LIVE VIDEO: Northern Ireland Assembly Debates Same-Sex Marriage Bill For Fifth Time

Northern Ireland’s Assembly convenes at noon local time (7AM Eastern) to consider a same-sex marriage bill for the fifth time since the 2011 election. Watch live here. The Belfast Telegraph reports:

When gay marriage was last voted on in June there was only a two-vote difference overall, with the motion defeated by just 49 votes to 47. Last night there were indications that up to four SDLP MLAs who have abstained or been absent in past votes are prepared to vote for the proposal now. One Alliance MLA, Trevor Lunn, who has voted against and abstained in the past, confirmed he will be supporting the motion. However, one Ulster Unionist who voted for the proposal last time, Danny Kinahan, is no longer in the Assembly and his replacement, Adrian Cochrane-Watson, is believed to be opposed.

Three other unionists – NI21 leader Basil McCrea and independents John McCallister and Claire Sugden – are expected to vote in favour again. Mr Lunn was one of three Alliance party representatives who abstained in the last vote, despite the official party line being to support marriage equality. Yesterday he said the issue of same-sex marriage had not even been included in the party’s last Assembly election manifesto. He said he had been “on a journey” over the issue. But he told the BBC’s Sunday Politics programme that some of those who had praised him for voting against the measure in the past were now “quite critical” of him.

The Guardian reports that the bill is expected to be “torpedoed” by the Democratic Unionists Party (DUP):



Under the complex rules of power-sharing, unionist and nationalist parties can claim a bill or a piece of legislation cannot pass through the devolved assembly because it fails to command cross-community/Protestant-Catholic support. In the four previous votes to attempt to bring in gay marriage reform there have been narrow majorities against change. In April, the margin was only two votes against gay marriage.

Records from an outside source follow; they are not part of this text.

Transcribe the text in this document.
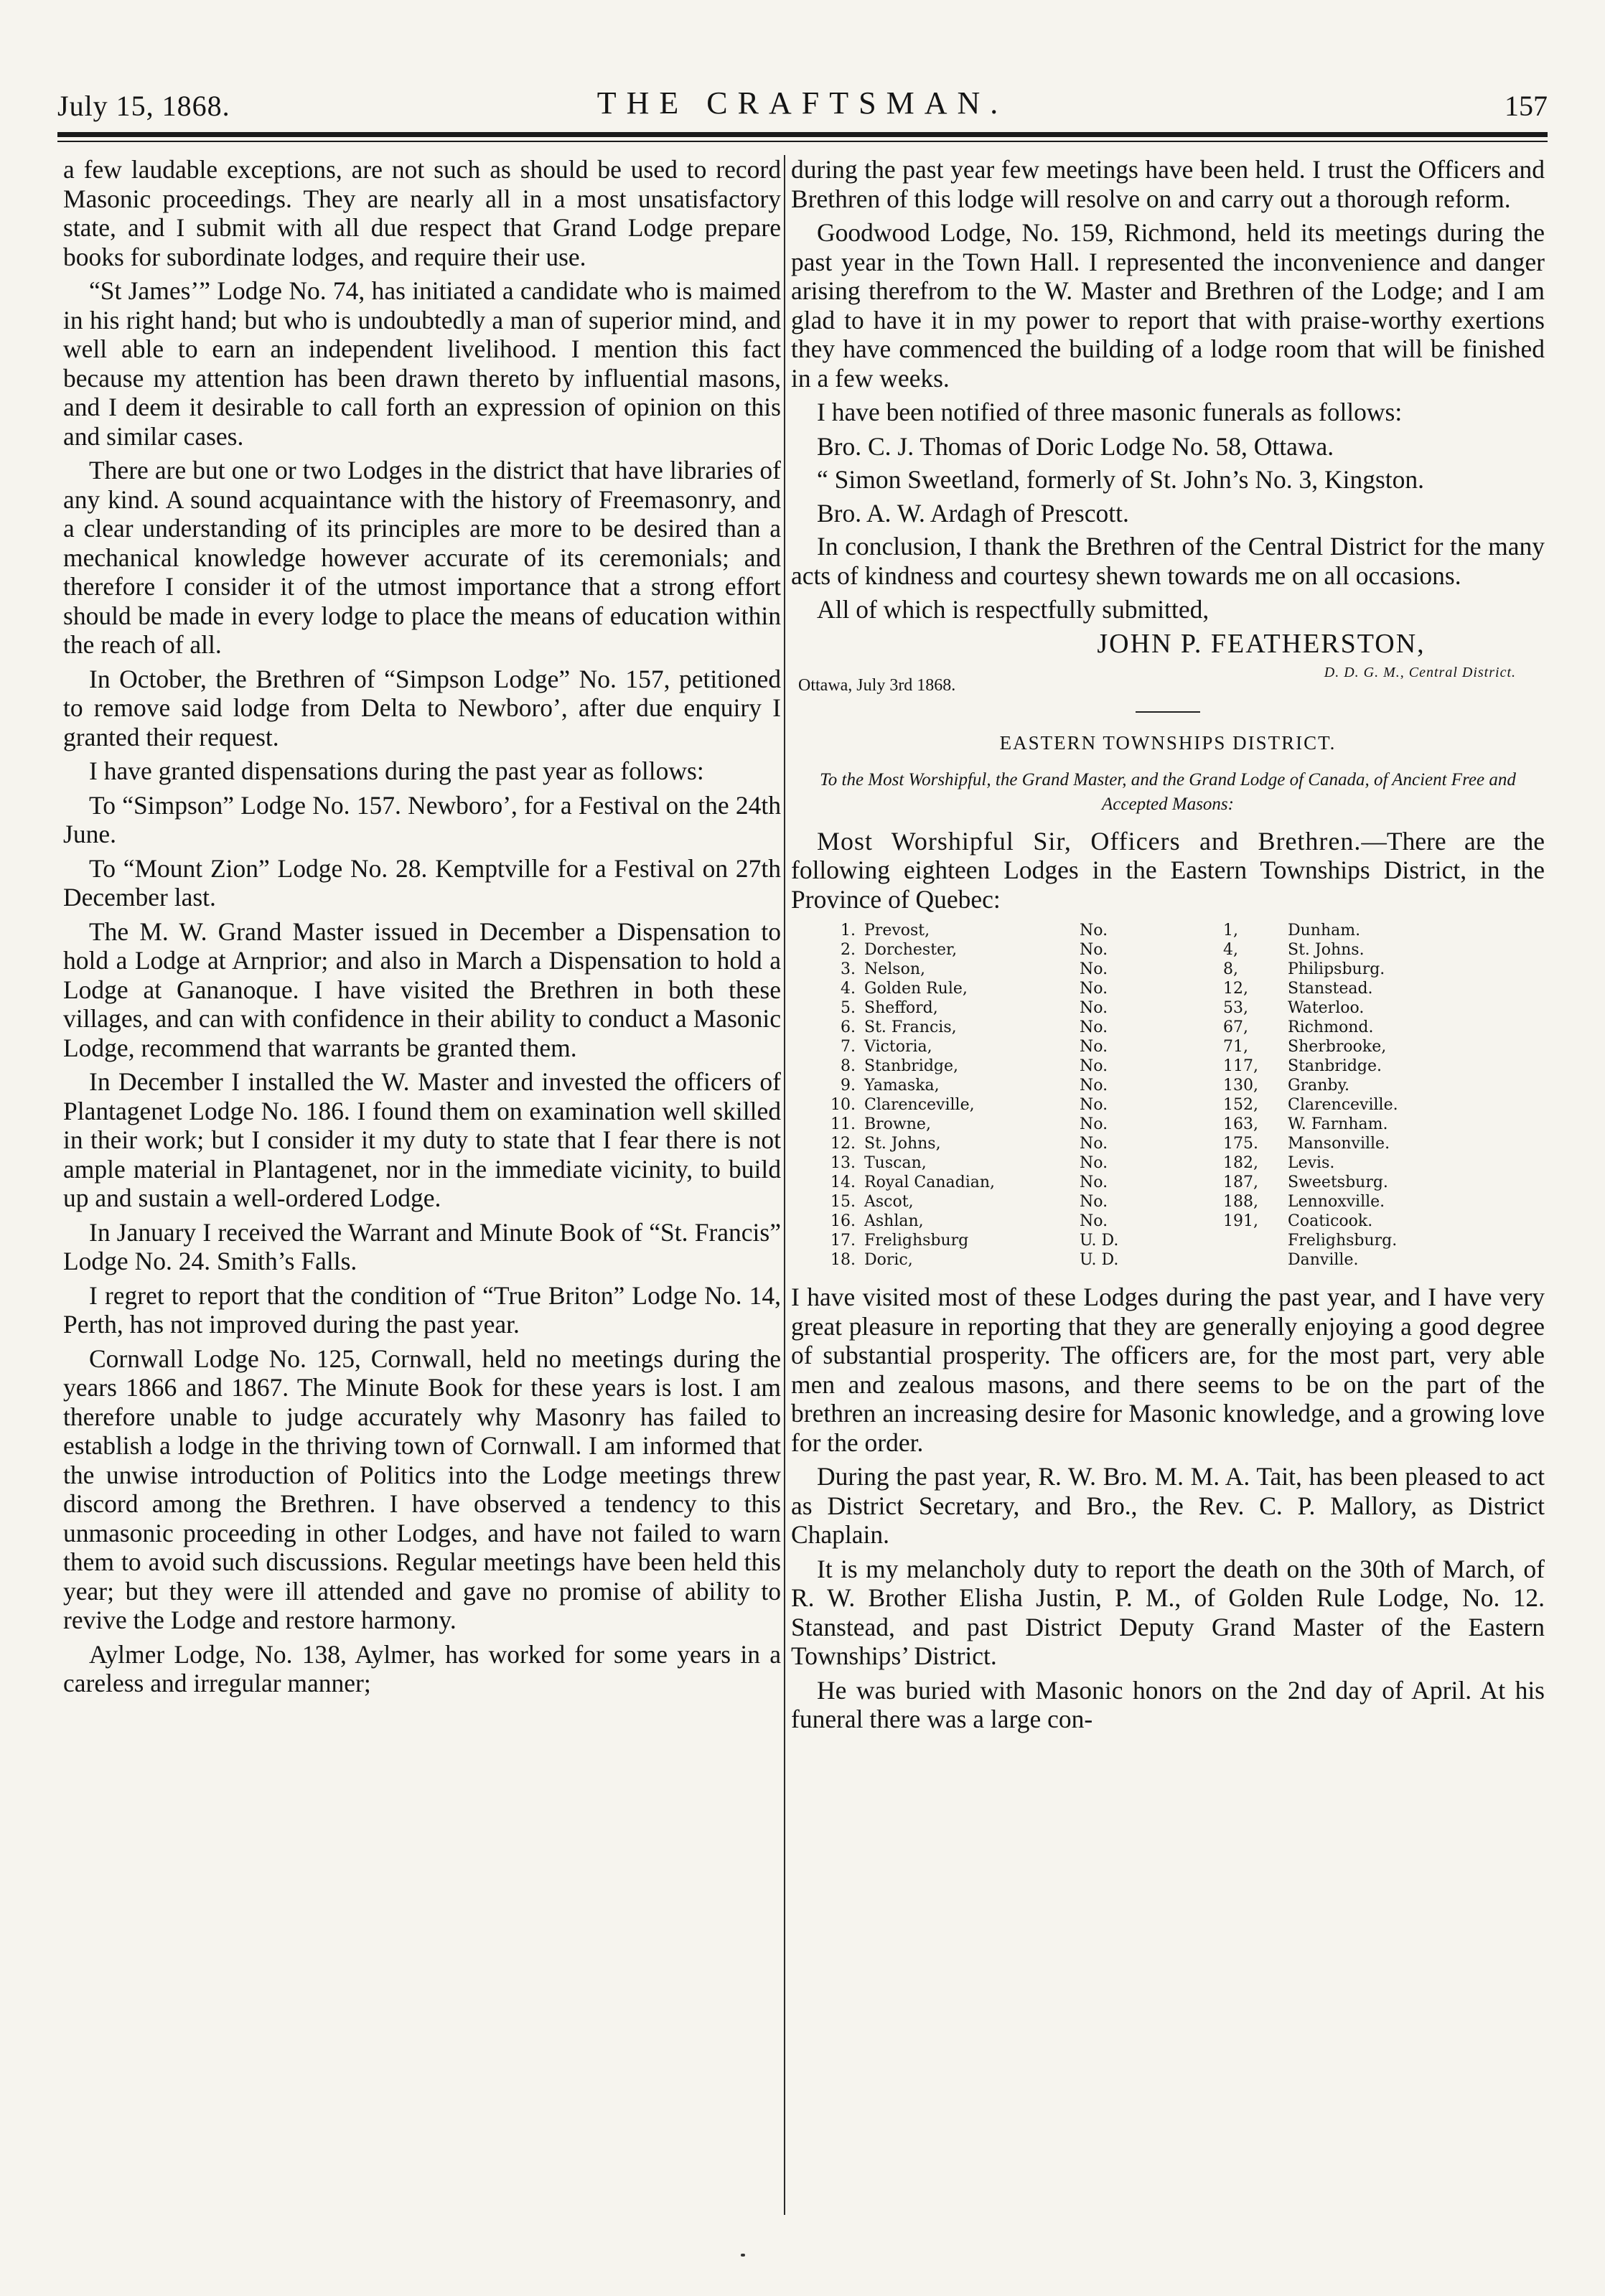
July 15, 1868.	THE CRAFTSMAN.	157

a few laudable exceptions, are not such as should be used to record Masonic proceedings. They are nearly all in a most unsatisfactory state, and I submit with all due respect that Grand Lodge prepare books for subordinate lodges, and require their use.

“St James’” Lodge No. 74, has initiated a candidate who is maimed in his right hand; but who is undoubtedly a man of superior mind, and well able to earn an independent livelihood. I mention this fact because my attention has been drawn thereto by influential masons, and I deem it desirable to call forth an expression of opinion on this and similar cases.

There are but one or two Lodges in the district that have libraries of any kind. A sound acquaintance with the history of Freemasonry, and a clear understanding of its principles are more to be desired than a mechanical knowledge however accurate of its ceremonials; and therefore I consider it of the utmost importance that a strong effort should be made in every lodge to place the means of education within the reach of all.

In October, the Brethren of “Simpson Lodge” No. 157, petitioned to remove said lodge from Delta to Newboro’, after due enquiry I granted their request.

I have granted dispensations during the past year as follows:

To “Simpson” Lodge No. 157. Newboro’, for a Festival on the 24th June.

To “Mount Zion” Lodge No. 28. Kemptville for a Festival on 27th December last.

The M. W. Grand Master issued in December a Dispensation to hold a Lodge at Arnprior; and also in March a Dispensation to hold a Lodge at Gananoque. I have visited the Brethren in both these villages, and can with confidence in their ability to conduct a Masonic Lodge, recommend that warrants be granted them.

In December I installed the W. Master and invested the officers of Plantagenet Lodge No. 186. I found them on examination well skilled in their work; but I consider it my duty to state that I fear there is not ample material in Plantagenet, nor in the immediate vicinity, to build up and sustain a well-ordered Lodge.

In January I received the Warrant and Minute Book of “St. Francis” Lodge No. 24. Smith’s Falls.

I regret to report that the condition of “True Briton” Lodge No. 14, Perth, has not improved during the past year.

Cornwall Lodge No. 125, Cornwall, held no meetings during the years 1866 and 1867. The Minute Book for these years is lost. I am therefore unable to judge accurately why Masonry has failed to establish a lodge in the thriving town of Cornwall. I am informed that the unwise introduction of Politics into the Lodge meetings threw discord among the Brethren. I have observed a tendency to this unmasonic proceeding in other Lodges, and have not failed to warn them to avoid such discussions. Regular meetings have been held this year; but they were ill attended and gave no promise of ability to revive the Lodge and restore harmony.

Aylmer Lodge, No. 138, Aylmer, has worked for some years in a careless and irregular manner;

during the past year few meetings have been held. I trust the Officers and Brethren of this lodge will resolve on and carry out a thorough reform.

Goodwood Lodge, No. 159, Richmond, held its meetings during the past year in the Town Hall. I represented the inconvenience and danger arising therefrom to the W. Master and Brethren of the Lodge; and I am glad to have it in my power to report that with praise-worthy exertions they have commenced the building of a lodge room that will be finished in a few weeks.

I have been notified of three masonic funerals as follows:

Bro. C. J. Thomas of Doric Lodge No. 58, Ottawa.
“ Simon Sweetland, formerly of St. John’s No. 3, Kingston.
Bro. A. W. Ardagh of Prescott.

In conclusion, I thank the Brethren of the Central District for the many acts of kindness and courtesy shewn towards me on all occasions.

All of which is respectfully submitted,

JOHN P. FEATHERSTON,
Ottawa, July 3rd 1868.
D. D. G. M., Central District.
EASTERN TOWNSHIPS DISTRICT.
To the Most Worshipful, the Grand Master, and the Grand Lodge of Canada, of Ancient Free and Accepted Masons:

Most Worshipful Sir, Officers and Brethren.—There are the following eighteen Lodges in the Eastern Townships District, in the Province of Quebec:

1.	Prevost,	No.	1,	Dunham.
2.	Dorchester,	No.	4,	St. Johns.
3.	Nelson,	No.	8,	Philipsburg.
4.	Golden Rule,	No.	12,	Stanstead.
5.	Shefford,	No.	53,	Waterloo.
6.	St. Francis,	No.	67,	Richmond.
7.	Victoria,	No.	71,	Sherbrooke,
8.	Stanbridge,	No.	117,	Stanbridge.
9.	Yamaska,	No.	130,	Granby.
10.	Clarenceville,	No.	152,	Clarenceville.
11.	Browne,	No.	163,	W. Farnham.
12.	St. Johns,	No.	175.	Mansonville.
13.	Tuscan,	No.	182,	Levis.
14.	Royal Canadian,	No.	187,	Sweetsburg.
15.	Ascot,	No.	188,	Lennoxville.
16.	Ashlan,	No.	191,	Coaticook.
17.	Frelighsburg	U. D.		Frelighsburg.
18.	Doric,	U. D.		Danville.

I have visited most of these Lodges during the past year, and I have very great pleasure in reporting that they are generally enjoying a good degree of substantial prosperity. The officers are, for the most part, very able men and zealous masons, and there seems to be on the part of the brethren an increasing desire for Masonic knowledge, and a growing love for the order.

During the past year, R. W. Bro. M. M. A. Tait, has been pleased to act as District Secretary, and Bro., the Rev. C. P. Mallory, as District Chaplain.

It is my melancholy duty to report the death on the 30th of March, of R. W. Brother Elisha Justin, P. M., of Golden Rule Lodge, No. 12. Stanstead, and past District Deputy Grand Master of the Eastern Townships’ District.

He was buried with Masonic honors on the 2nd day of April. At his funeral there was a large con-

Since then a number of unionists and assembly members from the cross-community Alliance party, who abstained in previous votes, have indicated they will vote in favour of the pro-gay marriage motion introduced by Sinn Féin and the Social Democratic and Labour party (SDLP) later on Monday. Yet if there is a narrow vote in favour this time of same-sex marriage being legalised, the DUP has indicated it will use the petition of concern to sink the legislation. Amnesty International said the petition was only designed to protect minority rights rather than discriminate against a minority – Northern Ireland’s lesbian, gay, bisexual and transgender community.